Non sono sicuro se si dice qui "mal portato, mal comportato" o "portato/comportato male"

Perche' si utilizza il verbo "portare" (=porter, in francese)

Posso utilizzare il verbo "condurre" qui?


----------



## Alxmrphi

Sei sicuro che in italian si usa il verbo "portare" come sinomino di "comportare".
Oppure dato che si usa _'porter'_ in francese ti fa pensare che in italiano si userebbe 'portare' ?

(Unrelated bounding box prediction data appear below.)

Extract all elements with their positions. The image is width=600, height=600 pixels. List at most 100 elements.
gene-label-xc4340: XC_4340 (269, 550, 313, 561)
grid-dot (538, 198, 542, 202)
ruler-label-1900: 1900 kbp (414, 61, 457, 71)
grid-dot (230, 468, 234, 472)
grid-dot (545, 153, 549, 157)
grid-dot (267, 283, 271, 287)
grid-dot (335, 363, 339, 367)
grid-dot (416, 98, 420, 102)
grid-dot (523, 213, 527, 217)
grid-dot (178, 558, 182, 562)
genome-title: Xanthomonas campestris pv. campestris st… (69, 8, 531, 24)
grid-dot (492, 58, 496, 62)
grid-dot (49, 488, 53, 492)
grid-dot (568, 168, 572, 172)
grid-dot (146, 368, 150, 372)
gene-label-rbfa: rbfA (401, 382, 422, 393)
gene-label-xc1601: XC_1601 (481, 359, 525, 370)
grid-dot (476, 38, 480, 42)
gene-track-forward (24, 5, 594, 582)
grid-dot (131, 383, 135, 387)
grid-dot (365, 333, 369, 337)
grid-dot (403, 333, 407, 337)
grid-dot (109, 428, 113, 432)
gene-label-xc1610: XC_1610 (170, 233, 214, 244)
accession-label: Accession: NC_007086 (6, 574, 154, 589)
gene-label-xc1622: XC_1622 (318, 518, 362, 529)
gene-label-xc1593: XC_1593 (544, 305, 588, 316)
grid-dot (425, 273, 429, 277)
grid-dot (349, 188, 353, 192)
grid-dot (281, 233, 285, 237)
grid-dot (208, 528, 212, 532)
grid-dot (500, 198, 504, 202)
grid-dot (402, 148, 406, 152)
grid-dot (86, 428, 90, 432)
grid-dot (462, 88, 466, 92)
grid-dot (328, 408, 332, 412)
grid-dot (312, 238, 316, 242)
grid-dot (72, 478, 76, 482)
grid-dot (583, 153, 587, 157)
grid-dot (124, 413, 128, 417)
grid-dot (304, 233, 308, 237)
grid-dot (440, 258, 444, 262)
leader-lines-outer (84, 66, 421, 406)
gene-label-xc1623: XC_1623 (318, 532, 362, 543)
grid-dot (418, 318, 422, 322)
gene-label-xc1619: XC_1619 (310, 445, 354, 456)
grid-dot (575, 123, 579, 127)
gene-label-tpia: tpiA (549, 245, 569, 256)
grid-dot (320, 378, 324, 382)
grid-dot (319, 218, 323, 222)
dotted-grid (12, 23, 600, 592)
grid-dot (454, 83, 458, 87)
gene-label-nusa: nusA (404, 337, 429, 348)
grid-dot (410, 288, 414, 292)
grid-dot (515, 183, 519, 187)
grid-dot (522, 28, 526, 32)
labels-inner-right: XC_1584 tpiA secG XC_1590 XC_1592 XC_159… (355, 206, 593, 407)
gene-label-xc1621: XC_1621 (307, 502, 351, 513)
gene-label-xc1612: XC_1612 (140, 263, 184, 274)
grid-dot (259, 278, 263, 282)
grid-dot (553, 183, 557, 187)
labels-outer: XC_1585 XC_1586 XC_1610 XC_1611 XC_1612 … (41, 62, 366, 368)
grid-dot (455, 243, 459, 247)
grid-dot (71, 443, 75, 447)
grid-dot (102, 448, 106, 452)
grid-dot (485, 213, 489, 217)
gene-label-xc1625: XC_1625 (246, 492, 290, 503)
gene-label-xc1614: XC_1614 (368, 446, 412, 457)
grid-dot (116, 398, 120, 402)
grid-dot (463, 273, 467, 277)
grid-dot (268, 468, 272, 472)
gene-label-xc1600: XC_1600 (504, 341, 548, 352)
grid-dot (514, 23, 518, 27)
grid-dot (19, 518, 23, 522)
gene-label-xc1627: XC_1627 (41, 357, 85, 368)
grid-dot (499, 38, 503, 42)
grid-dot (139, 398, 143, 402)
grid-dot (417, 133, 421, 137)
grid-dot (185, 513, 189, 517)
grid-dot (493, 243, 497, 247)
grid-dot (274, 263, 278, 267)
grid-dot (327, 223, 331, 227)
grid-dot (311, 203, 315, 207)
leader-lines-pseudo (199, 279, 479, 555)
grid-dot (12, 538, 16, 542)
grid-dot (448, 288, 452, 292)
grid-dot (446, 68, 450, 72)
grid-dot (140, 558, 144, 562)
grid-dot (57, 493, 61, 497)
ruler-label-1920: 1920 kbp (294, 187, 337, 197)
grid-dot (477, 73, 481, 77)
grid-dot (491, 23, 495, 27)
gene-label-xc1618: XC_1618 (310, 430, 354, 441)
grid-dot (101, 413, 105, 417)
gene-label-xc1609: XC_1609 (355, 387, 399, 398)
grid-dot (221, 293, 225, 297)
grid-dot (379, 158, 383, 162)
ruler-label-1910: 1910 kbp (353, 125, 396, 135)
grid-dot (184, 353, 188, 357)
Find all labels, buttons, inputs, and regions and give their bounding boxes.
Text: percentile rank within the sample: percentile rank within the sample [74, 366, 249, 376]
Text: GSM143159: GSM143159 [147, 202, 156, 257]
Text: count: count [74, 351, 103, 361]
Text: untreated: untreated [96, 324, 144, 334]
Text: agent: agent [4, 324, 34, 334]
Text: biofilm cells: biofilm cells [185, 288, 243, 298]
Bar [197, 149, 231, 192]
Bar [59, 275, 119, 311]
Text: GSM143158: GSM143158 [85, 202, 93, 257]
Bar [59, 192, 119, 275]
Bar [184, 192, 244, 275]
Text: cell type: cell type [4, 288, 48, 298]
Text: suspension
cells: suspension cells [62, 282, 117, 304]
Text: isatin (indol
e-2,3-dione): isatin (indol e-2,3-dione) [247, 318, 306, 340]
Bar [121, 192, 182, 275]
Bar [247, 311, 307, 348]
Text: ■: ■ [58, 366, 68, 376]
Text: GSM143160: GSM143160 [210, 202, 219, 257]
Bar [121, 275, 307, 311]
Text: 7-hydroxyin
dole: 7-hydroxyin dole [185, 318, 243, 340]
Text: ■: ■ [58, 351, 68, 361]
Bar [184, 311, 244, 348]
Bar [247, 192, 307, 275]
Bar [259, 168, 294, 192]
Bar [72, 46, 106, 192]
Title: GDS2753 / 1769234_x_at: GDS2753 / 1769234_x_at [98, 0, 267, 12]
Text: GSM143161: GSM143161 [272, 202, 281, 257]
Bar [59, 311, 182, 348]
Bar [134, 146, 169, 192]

La tua frase in francese non contiene 'porter', ma 'comporte', allora ero un po' incerto dove c'entra 'portare', ma forse qualcuno piu' in grado di me possa spiegartelo..
Per quanto ne so io, 'condurre' non viene usato in questo senso, ma bensi' in un senso che ha a che fare con la gestione di qualcosa, e anche come la parola inglese con cui ha le prime cinque lettere in comune ma finisce in *-ct*


----------



## Schrodinger's_Cat

In francese non si usa "porter" in questo contexto. Si usa "comporter".
Ma in Italiano, si usa "portare" e "comportare"
E "portare" significa "porter"

Ma si dice "mi sono condotto bene/male," non e' vero?


----------



## Alxmrphi

Ahh, non sapevo che gli italiani usino 'portare' come 'comportare'.


----------



## Schrodinger's_Cat

Aspettiamo la verificazione degl' Italiani.


----------



## stella_maris_74

Ciao ragazzi 



> - Ti sei mal portato!
> - Ti sei mal comportato!
> 
> Non sono sicuro se si dice qui "mal portato, mal comportato" o "portato/comportato male"
> 
> "mi sono condotto bene/male,"




Non mi risulta che "portare" si possa usare come "comportarsi", e in ogni caso la frase francese in oggetto in italiano sarebbe: ti sei comportato male!

Spero di essere stata utile!

dani


----------



## Schrodinger's_Cat

Ciao Dani,

Grazie tante per il tuo aiuto.


----------